In Between
Utopian dreams reveal future mindsets
Examples from the past can only take us so far. To create something new, it may help to look to worlds conjured from imagination
A shortcoming of some utopian fiction is an occasional tendency to present a world that is far too perfect. Such work can still prove valuable as a way to reflect upon our own faults, but the ideal human societies these stories feature fail to reckon with the inevitable nature of conflict. Utopian fiction is at its best when presenting a society with all the human flaws and conflicts (like avarice and corruption) that are ripe for transformational resolutions.
Efforts to make improvements to our societies in the real world, should not be motivated by the fruitless desire to change human nature itself, but by the desire to change the organizational principles and patterns that largely dictate how we manifest our human nature through social interaction. There will always be arguments, disagreement, sadness, and hardship, but we should aim to organize society to mitigate the worst and encourage the best of it as much as we can.

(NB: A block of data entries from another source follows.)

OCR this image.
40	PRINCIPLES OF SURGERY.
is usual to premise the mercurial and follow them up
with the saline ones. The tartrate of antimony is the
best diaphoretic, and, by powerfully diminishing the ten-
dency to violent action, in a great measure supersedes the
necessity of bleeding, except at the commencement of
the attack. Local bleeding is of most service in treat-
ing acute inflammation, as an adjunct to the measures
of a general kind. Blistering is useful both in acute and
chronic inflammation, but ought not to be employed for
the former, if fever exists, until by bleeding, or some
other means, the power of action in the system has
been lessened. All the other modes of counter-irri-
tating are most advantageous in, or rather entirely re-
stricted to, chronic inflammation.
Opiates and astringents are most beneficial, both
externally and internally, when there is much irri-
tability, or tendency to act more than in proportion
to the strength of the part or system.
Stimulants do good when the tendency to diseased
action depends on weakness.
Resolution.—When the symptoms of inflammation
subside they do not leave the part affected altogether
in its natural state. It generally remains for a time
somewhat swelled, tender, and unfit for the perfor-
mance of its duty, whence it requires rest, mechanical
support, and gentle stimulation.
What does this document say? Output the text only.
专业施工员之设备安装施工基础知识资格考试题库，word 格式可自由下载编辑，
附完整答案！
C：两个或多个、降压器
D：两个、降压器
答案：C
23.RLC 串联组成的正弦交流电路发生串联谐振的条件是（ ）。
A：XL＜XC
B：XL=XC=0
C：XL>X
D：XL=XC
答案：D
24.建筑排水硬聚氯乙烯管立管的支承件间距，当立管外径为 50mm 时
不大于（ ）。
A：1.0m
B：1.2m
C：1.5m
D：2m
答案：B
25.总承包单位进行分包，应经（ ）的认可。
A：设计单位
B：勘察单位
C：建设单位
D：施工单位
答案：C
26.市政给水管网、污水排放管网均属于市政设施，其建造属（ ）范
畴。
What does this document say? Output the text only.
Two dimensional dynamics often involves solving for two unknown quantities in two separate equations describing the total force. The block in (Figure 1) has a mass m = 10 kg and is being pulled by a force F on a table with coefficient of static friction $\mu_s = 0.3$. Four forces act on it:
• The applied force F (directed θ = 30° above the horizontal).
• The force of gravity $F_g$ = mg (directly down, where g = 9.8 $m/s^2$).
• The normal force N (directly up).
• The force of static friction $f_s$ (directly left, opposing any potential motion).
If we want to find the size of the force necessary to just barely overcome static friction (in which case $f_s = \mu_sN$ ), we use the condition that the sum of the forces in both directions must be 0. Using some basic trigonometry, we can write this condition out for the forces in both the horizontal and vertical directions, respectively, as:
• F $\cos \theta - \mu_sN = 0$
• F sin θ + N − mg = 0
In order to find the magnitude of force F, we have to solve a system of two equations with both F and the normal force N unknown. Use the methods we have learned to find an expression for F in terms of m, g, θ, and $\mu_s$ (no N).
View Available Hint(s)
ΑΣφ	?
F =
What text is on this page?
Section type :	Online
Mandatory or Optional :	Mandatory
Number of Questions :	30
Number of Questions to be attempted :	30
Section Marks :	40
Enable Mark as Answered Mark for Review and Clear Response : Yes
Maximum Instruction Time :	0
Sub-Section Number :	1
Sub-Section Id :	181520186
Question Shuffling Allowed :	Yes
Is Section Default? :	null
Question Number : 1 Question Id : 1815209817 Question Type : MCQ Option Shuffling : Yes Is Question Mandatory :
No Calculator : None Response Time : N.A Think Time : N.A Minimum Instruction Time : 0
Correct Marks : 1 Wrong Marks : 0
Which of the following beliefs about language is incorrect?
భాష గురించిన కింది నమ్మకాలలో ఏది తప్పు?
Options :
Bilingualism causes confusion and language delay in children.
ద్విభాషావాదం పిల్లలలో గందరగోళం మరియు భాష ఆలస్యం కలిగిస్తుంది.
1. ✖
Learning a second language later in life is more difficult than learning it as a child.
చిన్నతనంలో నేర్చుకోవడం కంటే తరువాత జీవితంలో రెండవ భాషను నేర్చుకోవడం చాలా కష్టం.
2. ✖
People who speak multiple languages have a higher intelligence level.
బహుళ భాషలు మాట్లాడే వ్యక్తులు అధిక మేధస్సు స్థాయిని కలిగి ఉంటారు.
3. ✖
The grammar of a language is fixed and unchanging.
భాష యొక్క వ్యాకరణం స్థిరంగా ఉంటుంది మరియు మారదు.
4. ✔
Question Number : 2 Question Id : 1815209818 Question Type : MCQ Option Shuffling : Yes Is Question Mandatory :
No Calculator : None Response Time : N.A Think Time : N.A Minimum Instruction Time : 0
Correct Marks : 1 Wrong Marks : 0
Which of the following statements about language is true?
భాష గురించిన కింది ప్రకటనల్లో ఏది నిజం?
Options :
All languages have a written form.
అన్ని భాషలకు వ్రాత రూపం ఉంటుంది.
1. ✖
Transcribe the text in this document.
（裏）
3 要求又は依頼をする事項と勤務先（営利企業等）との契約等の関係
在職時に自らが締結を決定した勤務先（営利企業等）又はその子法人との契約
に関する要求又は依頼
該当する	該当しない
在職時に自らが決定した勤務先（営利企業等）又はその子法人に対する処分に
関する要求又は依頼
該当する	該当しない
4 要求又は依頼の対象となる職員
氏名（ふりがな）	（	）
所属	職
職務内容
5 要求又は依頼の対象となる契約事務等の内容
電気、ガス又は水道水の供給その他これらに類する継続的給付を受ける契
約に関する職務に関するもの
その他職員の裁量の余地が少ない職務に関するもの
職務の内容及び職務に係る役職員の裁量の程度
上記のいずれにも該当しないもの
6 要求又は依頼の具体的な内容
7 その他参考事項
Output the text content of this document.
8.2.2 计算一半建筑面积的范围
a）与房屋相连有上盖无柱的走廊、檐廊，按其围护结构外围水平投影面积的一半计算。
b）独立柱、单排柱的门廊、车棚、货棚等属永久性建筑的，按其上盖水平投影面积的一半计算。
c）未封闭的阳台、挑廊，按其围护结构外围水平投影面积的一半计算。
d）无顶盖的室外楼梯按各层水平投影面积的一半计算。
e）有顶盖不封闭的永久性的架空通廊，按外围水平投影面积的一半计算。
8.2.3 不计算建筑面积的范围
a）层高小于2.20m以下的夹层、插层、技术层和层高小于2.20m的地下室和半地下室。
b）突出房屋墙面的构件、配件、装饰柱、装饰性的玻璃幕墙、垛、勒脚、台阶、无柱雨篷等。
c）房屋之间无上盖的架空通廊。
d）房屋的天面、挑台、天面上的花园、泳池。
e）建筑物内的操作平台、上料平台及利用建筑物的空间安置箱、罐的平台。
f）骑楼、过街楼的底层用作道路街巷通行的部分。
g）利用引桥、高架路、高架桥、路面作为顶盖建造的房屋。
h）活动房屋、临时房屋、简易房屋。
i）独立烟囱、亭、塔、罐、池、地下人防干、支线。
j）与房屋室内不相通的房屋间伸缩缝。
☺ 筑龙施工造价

Ursula K. Le Guin’s 1974 novel, The Dispossessed, presents a fictionalized utopia with the kind of nuance that allows us to imagine how such a political experiment may actually feel in reality. Le Guin was heavily inspired by the political writing of anarchists Peter Kropotkin and Paul Goodman, and she sought to explore their theories through her storytelling. The 200-year-old society she describes began after revolutionaries on a planet named Urras fought to establish their own society on a neighboring planet called Annares. In this new society populated by the descendants of rebels, all property is shared. Goods are contained in public warehouses and anybody who needs them may take them. Their language of Pravic was purposely constructed to work in tandem with their political philosophy, and this language reflects their culture by containing limited options to express the possessive case. Work is technically voluntary and distributed according to the preferences of the workers. However, economic necessities and social pressures tend to make outcasts of those who do not pitch in when able to contribute. In this context, life on the near-barren planet can be hard and austere, and utopian ideals of shared resources become more and more complicated.
The protagonist, a physicist named Shevek, becomes frustrated with creeping bureaucracy and perceived limitations of freedom, and he chooses to break convention by visiting the capitalist nation of A‑Io on the planet his people left 200 years prior. He becomes further disillusioned during his time there, disgusted by the preventable poverty and baffled by the market mode of exchange. Faced with his own society’s opposite, Shevek’s experience on A‑Io clarifies for him the importance of the political project on Annares. He flees from the university in which he had been effectively sequestered and finds himself embroiled in an uprising. In his speech to revolutionaries in the working class districts of A‑Io, he explains:
“We have nothing but our freedom. We have nothing to give you but your own freedom. We have no law but the single principle of mutual aid between individuals. We have no government but the single principle of free association. We have no states, no nations, no presidents, no premiers, no chiefs, no generals, no bosses, no bankers, no landlords, no wages, no charity, no police, no soldiers, no wars. Nor do we have much else. We are sharers, not owners. We are not prosperous. None of us is rich. None of us is powerful. If it is Anarres you want, if it is the future you seek, then I tell you that you must come to it with empty hands. You must come to it alone, and naked, as the child comes into the world, into his future, without any past, without any property, wholly dependent on other people for his life.”
Shevek is speaking about the need for renouncement of material concerns. One must break completely from the conventions of the past in order to be free.
“You cannot buy the Revolution. You cannot make the Revolution. You can only be the Revolution. It is in your spirit, or it is nowhere.”
Le Guin does not present utopia as a final state of perfection. She imagines utopia as a process, not a place. She sees it in struggle, in fighting for change, and in embodying the daily search for the liberation and flourishing of all people. Reading stories like hers encourages us to better define exactly what we mean when we call for change. What is it we really want? Is it more prosperity? More freedom? What does freedom even look or feel like? What might we have to surrender to achieve these things and are we willing to do so? In our search for the next organizing principles that will define the upcoming iteration of the human journey, we must avoid past pitfalls. Utopian speculative fiction is like a testing ground to expand upon otherwise untested theories, and serve as an exploratory tool to help us grasp alternative states of living.
An emerging sub-genre of science fiction, solarpunk, explores a future built on renewable energy, sustainable living, and green spaces. The mindset of a solarpunk citizen is centered around harmony. In these fictional works, humans are no longer sequestered from the wild, vegetation has entered the cities and their homes. The cities are still tall and sprawling, but are now engulfed in plants and wildlife of all kinds. It is still a high-tech society, but all artificiality is softened by the ubiquitous presence of diverse organic life. Humanity functions as a self-organizing organism within these spaces. People work together to maintain the conditions of their existence and do not seek to expand without limits. As a genre, solarpunk helps show us that we need not choose between a false dichotomy of nature and technology, we can discover sophisticated ways to weave them together.
As readers of these genres, we’re ready to see the implications of these utopian ideas live off the page, and add color to our everyday realities.